I learned how faithful He is, how wise He is, about His holiness, and His wisdom. No where else could I find that in all the world than what i found in the character of God. no sacrifice of mine could ever hope to match the sacrifice of Jesus on the cross for me.
So i learned how to curl up and rest in the heart of God, protected, cherished, and loved. nothing else but WOF gives me that .![]()
A critical spirit, is an obsessive attitude of criticism and fault-finding, which seeks to tear others down not the same thing as what is sometimes called constructive criticism. The only criticism that is ever constructive is that which is expressed in love to build up, not to tear down it is always expressed face-to-face, never behind their back.
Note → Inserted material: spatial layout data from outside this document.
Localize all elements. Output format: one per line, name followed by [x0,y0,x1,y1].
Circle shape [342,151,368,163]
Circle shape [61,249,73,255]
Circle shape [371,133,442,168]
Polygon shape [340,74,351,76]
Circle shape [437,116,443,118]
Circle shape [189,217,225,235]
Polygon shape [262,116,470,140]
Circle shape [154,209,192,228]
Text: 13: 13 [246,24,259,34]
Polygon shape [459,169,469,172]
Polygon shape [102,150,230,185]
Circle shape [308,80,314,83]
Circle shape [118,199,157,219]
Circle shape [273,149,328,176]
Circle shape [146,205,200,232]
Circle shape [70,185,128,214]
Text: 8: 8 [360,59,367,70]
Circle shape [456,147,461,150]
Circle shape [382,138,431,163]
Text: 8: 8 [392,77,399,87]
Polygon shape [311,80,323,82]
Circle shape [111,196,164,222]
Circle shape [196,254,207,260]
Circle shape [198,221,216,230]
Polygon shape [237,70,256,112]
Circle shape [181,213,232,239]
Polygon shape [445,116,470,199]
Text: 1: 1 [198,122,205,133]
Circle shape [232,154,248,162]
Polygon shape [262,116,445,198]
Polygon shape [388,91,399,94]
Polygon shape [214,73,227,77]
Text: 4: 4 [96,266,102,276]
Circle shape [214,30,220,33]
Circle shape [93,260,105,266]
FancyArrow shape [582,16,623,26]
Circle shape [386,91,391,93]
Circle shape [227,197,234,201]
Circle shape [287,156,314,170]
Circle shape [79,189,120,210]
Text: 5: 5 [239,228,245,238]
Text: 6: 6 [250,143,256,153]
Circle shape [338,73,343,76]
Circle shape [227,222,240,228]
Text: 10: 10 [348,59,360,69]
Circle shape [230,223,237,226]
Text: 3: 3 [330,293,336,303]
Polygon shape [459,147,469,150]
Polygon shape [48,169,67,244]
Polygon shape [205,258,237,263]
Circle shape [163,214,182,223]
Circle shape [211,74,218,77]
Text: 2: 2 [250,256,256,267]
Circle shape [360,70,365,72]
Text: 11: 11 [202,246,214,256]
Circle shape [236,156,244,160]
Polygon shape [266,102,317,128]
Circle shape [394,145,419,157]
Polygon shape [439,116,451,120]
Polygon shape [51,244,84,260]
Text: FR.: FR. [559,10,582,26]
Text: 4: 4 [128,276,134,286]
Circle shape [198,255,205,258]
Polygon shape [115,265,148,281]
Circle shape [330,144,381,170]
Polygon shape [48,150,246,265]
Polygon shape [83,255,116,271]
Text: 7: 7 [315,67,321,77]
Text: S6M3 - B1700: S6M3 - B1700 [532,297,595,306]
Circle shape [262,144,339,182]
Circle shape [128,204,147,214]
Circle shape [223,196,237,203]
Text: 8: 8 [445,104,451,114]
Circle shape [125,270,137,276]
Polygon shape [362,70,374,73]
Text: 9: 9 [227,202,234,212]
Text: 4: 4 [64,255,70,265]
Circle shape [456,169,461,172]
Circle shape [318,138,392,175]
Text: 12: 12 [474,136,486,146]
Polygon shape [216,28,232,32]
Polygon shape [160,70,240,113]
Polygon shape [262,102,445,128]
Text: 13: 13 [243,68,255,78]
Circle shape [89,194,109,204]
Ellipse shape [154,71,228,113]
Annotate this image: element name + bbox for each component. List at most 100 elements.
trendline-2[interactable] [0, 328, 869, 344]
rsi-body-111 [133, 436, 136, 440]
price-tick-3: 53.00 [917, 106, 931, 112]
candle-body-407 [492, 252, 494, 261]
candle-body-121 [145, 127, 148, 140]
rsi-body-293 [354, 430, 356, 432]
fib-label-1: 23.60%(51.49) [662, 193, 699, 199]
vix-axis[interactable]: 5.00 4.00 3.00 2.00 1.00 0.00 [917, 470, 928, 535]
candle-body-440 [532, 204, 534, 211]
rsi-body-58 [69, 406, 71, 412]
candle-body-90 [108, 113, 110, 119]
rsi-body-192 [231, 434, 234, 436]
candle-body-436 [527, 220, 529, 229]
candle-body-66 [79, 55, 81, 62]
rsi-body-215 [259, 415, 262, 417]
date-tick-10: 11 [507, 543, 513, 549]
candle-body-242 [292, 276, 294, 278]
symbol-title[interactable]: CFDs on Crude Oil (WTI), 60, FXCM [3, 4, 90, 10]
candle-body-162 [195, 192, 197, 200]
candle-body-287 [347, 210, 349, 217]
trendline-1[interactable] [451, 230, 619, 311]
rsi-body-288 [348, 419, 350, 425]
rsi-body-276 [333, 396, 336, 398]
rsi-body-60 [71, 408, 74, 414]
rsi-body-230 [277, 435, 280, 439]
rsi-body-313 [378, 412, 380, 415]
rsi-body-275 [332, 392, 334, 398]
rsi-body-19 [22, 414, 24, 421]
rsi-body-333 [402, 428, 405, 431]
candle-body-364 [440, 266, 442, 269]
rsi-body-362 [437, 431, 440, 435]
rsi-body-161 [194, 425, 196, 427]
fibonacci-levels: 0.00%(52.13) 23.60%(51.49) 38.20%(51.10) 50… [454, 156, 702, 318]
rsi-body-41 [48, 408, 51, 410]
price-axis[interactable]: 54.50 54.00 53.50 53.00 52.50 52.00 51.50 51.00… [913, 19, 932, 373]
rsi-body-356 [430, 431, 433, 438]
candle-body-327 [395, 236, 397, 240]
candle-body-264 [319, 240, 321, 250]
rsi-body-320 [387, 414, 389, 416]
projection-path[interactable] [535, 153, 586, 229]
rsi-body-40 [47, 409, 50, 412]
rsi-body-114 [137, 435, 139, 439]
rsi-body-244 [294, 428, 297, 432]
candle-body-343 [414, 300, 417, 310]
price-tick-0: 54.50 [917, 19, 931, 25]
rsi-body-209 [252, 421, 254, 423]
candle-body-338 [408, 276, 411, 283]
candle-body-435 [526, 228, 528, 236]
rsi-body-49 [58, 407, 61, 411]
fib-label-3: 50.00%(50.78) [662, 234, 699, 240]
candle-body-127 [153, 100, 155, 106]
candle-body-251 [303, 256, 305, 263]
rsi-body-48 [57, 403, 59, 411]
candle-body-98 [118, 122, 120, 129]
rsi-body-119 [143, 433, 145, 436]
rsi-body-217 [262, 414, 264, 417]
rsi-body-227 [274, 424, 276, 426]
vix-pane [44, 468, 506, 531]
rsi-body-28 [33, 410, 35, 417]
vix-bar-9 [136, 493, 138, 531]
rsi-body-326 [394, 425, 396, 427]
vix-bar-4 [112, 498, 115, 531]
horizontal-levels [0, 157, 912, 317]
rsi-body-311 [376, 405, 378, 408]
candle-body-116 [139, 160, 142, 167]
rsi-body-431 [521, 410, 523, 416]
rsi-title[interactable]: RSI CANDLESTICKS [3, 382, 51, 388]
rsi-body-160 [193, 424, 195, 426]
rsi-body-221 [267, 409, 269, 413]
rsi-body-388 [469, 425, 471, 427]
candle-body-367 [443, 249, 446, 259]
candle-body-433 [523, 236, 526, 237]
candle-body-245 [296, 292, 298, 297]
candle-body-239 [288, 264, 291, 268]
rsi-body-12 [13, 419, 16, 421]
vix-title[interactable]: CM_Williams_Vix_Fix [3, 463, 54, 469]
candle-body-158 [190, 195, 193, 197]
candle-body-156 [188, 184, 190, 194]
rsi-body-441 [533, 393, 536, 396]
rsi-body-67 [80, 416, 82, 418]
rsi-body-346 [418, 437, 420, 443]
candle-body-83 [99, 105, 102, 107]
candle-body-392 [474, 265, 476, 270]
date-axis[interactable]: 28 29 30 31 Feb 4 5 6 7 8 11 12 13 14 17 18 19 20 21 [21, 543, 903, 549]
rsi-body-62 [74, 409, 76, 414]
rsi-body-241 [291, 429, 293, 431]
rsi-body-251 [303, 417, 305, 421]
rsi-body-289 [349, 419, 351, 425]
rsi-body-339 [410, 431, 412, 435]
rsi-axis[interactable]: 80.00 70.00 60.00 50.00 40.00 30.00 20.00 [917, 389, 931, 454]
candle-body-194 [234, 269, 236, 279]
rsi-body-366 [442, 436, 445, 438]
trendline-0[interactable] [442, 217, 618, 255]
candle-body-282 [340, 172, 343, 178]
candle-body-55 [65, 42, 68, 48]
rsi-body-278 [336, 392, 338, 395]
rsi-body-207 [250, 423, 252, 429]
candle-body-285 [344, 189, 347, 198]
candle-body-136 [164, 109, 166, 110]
The person with a critical spirit usually dwells on the negative, seeks for flaws rather than good. Theyre a complainer, usually always upset, and generally have a problem or a complaint about something. They often have little control over their tongue, their temper, and have tendencies for gossip and slander, which Paul said were sins worthy of death
From over 10,000 case studies, he discovered that there was a common trait with all his patients who suffered from severe tension. They were habitual fault-finders, constant critics of people and things around them. Those who were free from tension, were the least critical. His conclusions were that the habit of fault-finding is a prelude or mark of the nervous, or the mentally unbalanced. Those who wish to retain good emotional and mental health, should learn to free themselves from a negative and critical attitude.
Remember this, the Bible doesnt promise peace to those who dwell on the faults of others! It says that the Lord will keep them in perfect peace, whose minds are stayed on Him! (Isaiah 26:3).
Are you talking about CF as a whole, or the Word of Faith forum specifically?I look in on these forums from time to time, but I never feel comfortable here. The forums are built on the lines of division and segregation. I'm not sure that is a good thing for anybody.